Sandy continues her writing career by completing a thesis on moral psychology before becoming a nun at a convent renamed Sister Helena of the Transfiguration. In the New Testament the transfiguration is a key moment in the life of Jesus, one of the main miracles in the Gospels. Jesus is on the mountain with Moses and Elijah when God speaks from the sky and bathes his son in radiant light. It is the point where human nature meets God, when the temporal meets the eternal. Thomas Aquinas regarded it as the moment when the perfection of life in Heaven is revealed. Transfigured is when a thing is elevated into something more beautiful. It is also the essence of art, the transformation of fact into fiction. Sandy’s thesis is called ‘The transformation of the commonplace’. What better definition can there be of a comic novel? The ordinary made strange and the strange ordinary. Brodie’s letter to Lowther is nothing less that the transfiguration of the commonplace. Spark recognises herself (and all novelists) as a direct rival to God. The nasty, imaginative Sandy is Spark’s own challenge to herself.

Muriel Spark has written that novelists are guilty of the most terrible sin against God because they create human beings who cannot bring about their own salvation. As a novelist she grants herself the powers of a god who can touch the absolute. The flash-forward narrative gives us as readers divine-like omniscience, a preternatural insight.
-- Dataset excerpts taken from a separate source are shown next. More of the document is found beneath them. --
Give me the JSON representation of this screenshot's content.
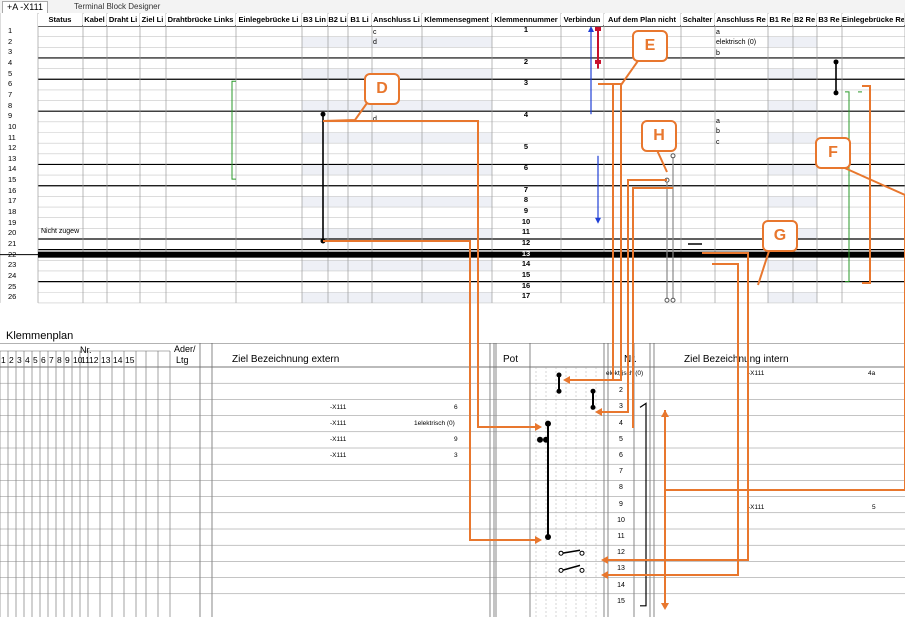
{
  "window": {
    "tab_active": "+A -X111",
    "tab_title": "Terminal Block Designer"
  },
  "grid": {
    "columns": [
      "Status",
      "Kabel",
      "Draht Li",
      "Ziel Li",
      "Drahtbrücke Links",
      "Einlegebrücke Li",
      "B3 Lin",
      "B2 Li",
      "B1 Li",
      "Anschluss Li",
      "Klemmensegment",
      "Klemmennummer",
      "Verbindun",
      "Auf dem Plan nicht",
      "Schalter",
      "Anschluss Re",
      "B1 Re",
      "B2 Re",
      "B3 Re",
      "Einlegebrücke Re"
    ],
    "rows": [
      "1",
      "2",
      "3",
      "4",
      "5",
      "6",
      "7",
      "8",
      "9",
      "10",
      "11",
      "12",
      "13",
      "14",
      "15",
      "16",
      "17",
      "18",
      "19",
      "20",
      "21",
      "22",
      "23",
      "24",
      "25",
      "26"
    ],
    "terminal_numbers": [
      "1",
      "2",
      "3",
      "4",
      "5",
      "6",
      "7",
      "8",
      "9",
      "10",
      "11",
      "12",
      "13",
      "14",
      "15",
      "16",
      "17"
    ],
    "status_row19": "Nicht zugew",
    "anschluss_left": {
      "c": "c",
      "d": "d",
      "d2": "d"
    },
    "anschluss_right": {
      "a1": "a",
      "elek": "elektrisch (0)",
      "b1": "b",
      "a2": "a",
      "b2": "b",
      "c2": "c"
    }
  },
  "callouts": [
    "D",
    "E",
    "F",
    "G",
    "H"
  ],
  "klemmenplan": {
    "title": "Klemmenplan",
    "nr_label": "Nr.",
    "nr_numbers": [
      "1",
      "2",
      "3",
      "4",
      "5",
      "6",
      "7",
      "8",
      "9",
      "10",
      "11",
      "12",
      "13",
      "14",
      "15"
    ],
    "ader_label": "Ader/",
    "ltg_label": "Ltg",
    "ziel_extern": "Ziel Bezeichnung extern",
    "pot": "Pot",
    "nr_col": "Nr.",
    "ziel_intern": "Ziel Bezeichnung intern",
    "terminal_rows": [
      "1",
      "2",
      "3",
      "4",
      "5",
      "6",
      "7",
      "8",
      "9",
      "10",
      "11",
      "12",
      "13",
      "14",
      "15"
    ],
    "extern_entries": [
      {
        "dev": "-X111",
        "val": "6"
      },
      {
        "dev": "-X111",
        "val": "1elektrisch (0)"
      },
      {
        "dev": "-X111",
        "val": "9"
      },
      {
        "dev": "-X111",
        "val": "3"
      }
    ],
    "intern_entries": [
      {
        "dev": "-X111",
        "val": "4a"
      },
      {
        "dev": "-X111",
        "val": "5"
      }
    ],
    "elektrisch_label": "elektrisch (0)"
  },
  "colors": {
    "accent": "#e8772e",
    "blue": "#1f3fd6",
    "red": "#c8102e",
    "green": "#2a9a2a"
  }
}
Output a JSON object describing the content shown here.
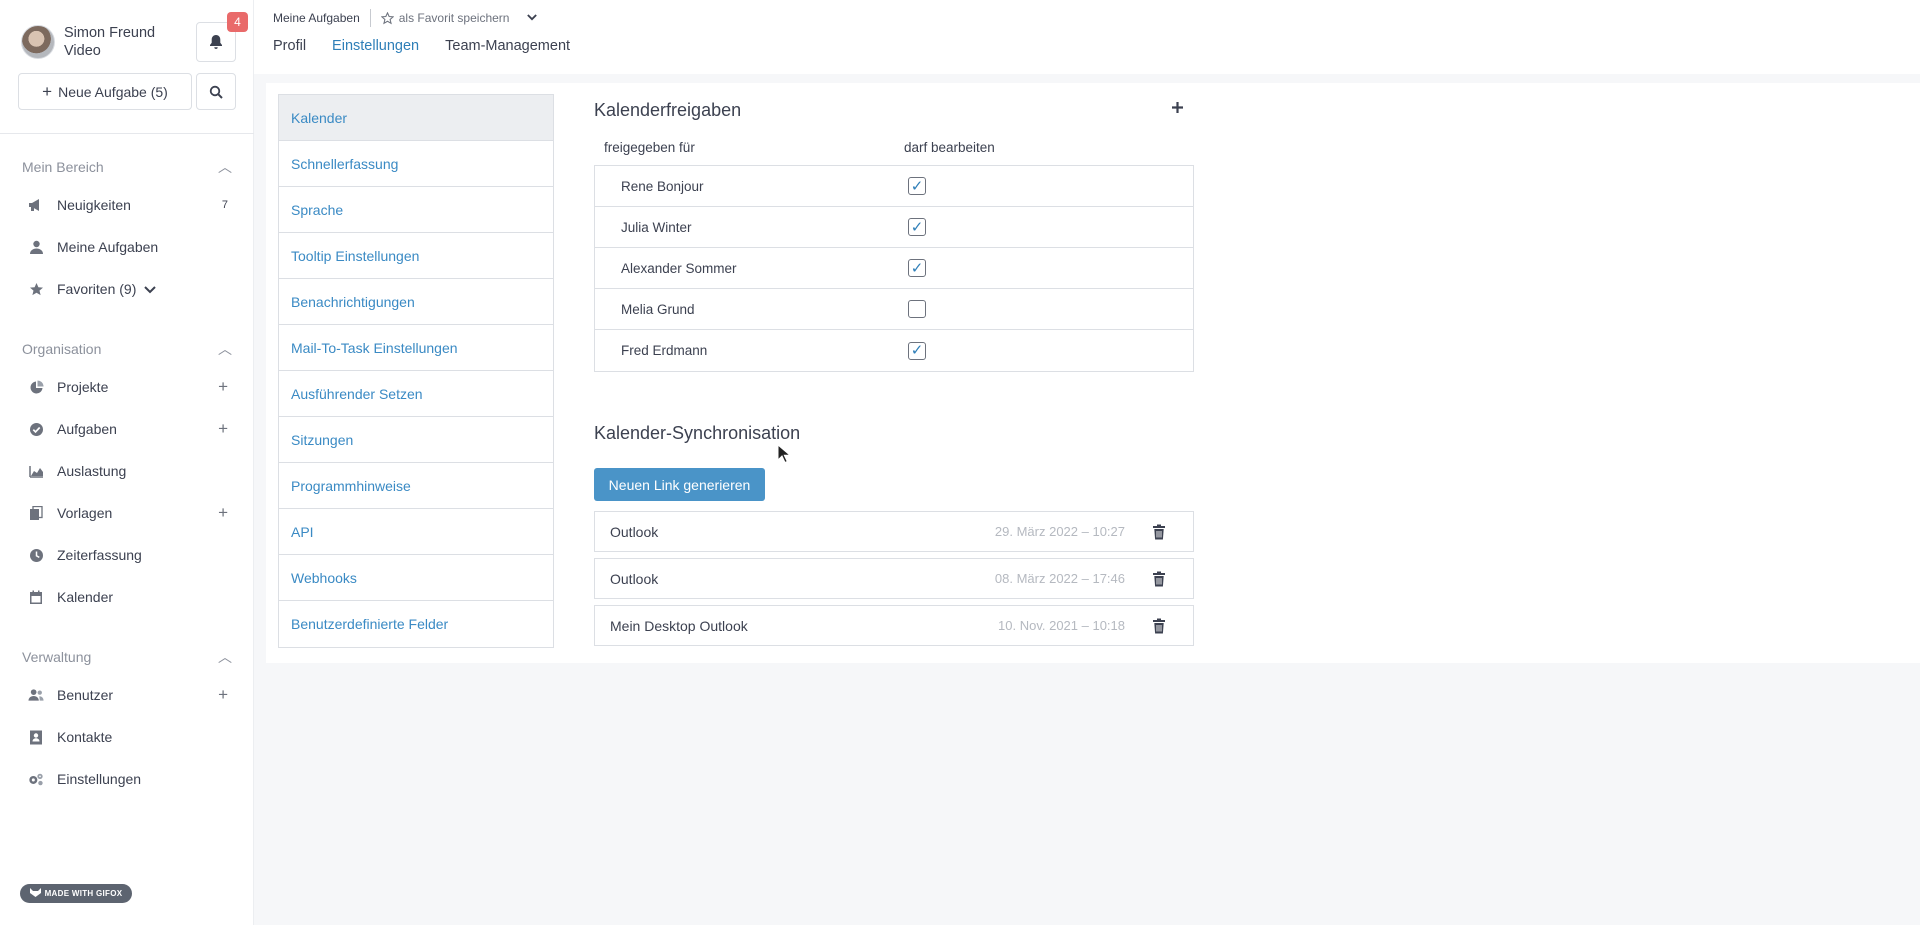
{
  "user": {
    "name": "Simon Freund",
    "role": "Video"
  },
  "notifications": {
    "count": "4"
  },
  "sidebar": {
    "new_task": "Neue Aufgabe (5)",
    "sections": [
      {
        "title": "Mein Bereich"
      },
      {
        "title": "Organisation"
      },
      {
        "title": "Verwaltung"
      }
    ],
    "mein_bereich": [
      {
        "label": "Neuigkeiten",
        "count": "7"
      },
      {
        "label": "Meine Aufgaben"
      },
      {
        "label": "Favoriten (9)"
      }
    ],
    "organisation": [
      {
        "label": "Projekte"
      },
      {
        "label": "Aufgaben"
      },
      {
        "label": "Auslastung"
      },
      {
        "label": "Vorlagen"
      },
      {
        "label": "Zeiterfassung"
      },
      {
        "label": "Kalender"
      }
    ],
    "verwaltung": [
      {
        "label": "Benutzer"
      },
      {
        "label": "Kontakte"
      },
      {
        "label": "Einstellungen"
      }
    ],
    "gifox": "MADE WITH GIFOX"
  },
  "header": {
    "breadcrumb": "Meine Aufgaben",
    "favorite": "als Favorit speichern",
    "tabs": [
      {
        "label": "Profil"
      },
      {
        "label": "Einstellungen"
      },
      {
        "label": "Team-Management"
      }
    ]
  },
  "settings_menu": [
    "Kalender",
    "Schnellerfassung",
    "Sprache",
    "Tooltip Einstellungen",
    "Benachrichtigungen",
    "Mail-To-Task Einstellungen",
    "Ausführender Setzen",
    "Sitzungen",
    "Programmhinweise",
    "API",
    "Webhooks",
    "Benutzerdefinierte Felder"
  ],
  "calendar_shares": {
    "title": "Kalenderfreigaben",
    "col_shared_for": "freigegeben für",
    "col_may_edit": "darf bearbeiten",
    "rows": [
      {
        "name": "Rene Bonjour",
        "can_edit": true
      },
      {
        "name": "Julia Winter",
        "can_edit": true
      },
      {
        "name": "Alexander Sommer",
        "can_edit": true
      },
      {
        "name": "Melia Grund",
        "can_edit": false
      },
      {
        "name": "Fred Erdmann",
        "can_edit": true
      }
    ]
  },
  "calendar_sync": {
    "title": "Kalender-Synchronisation",
    "generate_button": "Neuen Link generieren",
    "links": [
      {
        "name": "Outlook",
        "date": "29. März 2022 – 10:27"
      },
      {
        "name": "Outlook",
        "date": "08. März 2022 – 17:46"
      },
      {
        "name": "Mein Desktop Outlook",
        "date": "10. Nov. 2021 – 10:18"
      }
    ]
  },
  "colors": {
    "accent": "#2f7fb8",
    "link": "#3a8ac4",
    "button": "#4a94c8",
    "badge": "#e96a6a"
  }
}
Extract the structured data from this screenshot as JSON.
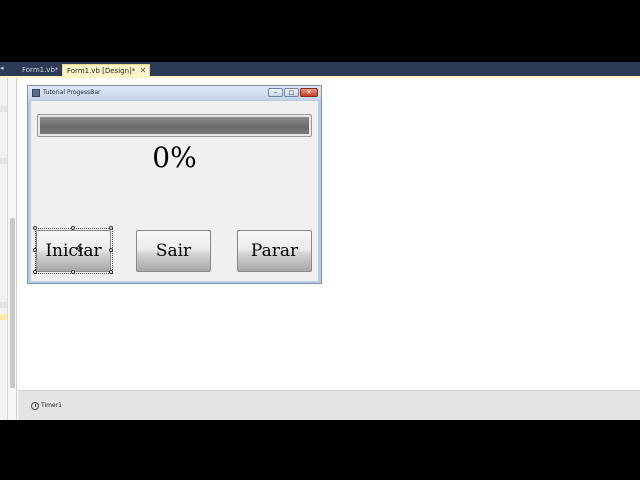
{
  "tabs": [
    {
      "label": "Form1.vb*",
      "active": false
    },
    {
      "label": "Form1.vb [Design]*",
      "active": true
    }
  ],
  "form": {
    "title": "Tutorial ProgessBar",
    "progress_value": 0,
    "percent_text": "0%",
    "buttons": {
      "start": "Iniciar",
      "exit": "Sair",
      "stop": "Parar"
    }
  },
  "tray": {
    "timer_label": "Timer1"
  },
  "icons": {
    "tab_close": "close-icon",
    "form": "form-icon",
    "timer": "timer-icon",
    "cursor": "move-cursor-icon"
  }
}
Authors may set themselves up as rivals to God, but at least God allows humans to have free will. When Spark decides ‘get thee to a nunnery, go. Farewell’ she has the power to bring it about. What are the moral dangers for Spark who sits in judgement on Sandy? Who is she to bring about another’s fall from grace? At the end of the novel Sandy is in a cell of her own making, in visitor-less isolation, gripping the bars of her convent.

Not bad for a slight comedy about some provincials at a school. For those who like that sort of thing, that is the sort of thing that they like.

The days passed and the wind blew in from the Forth.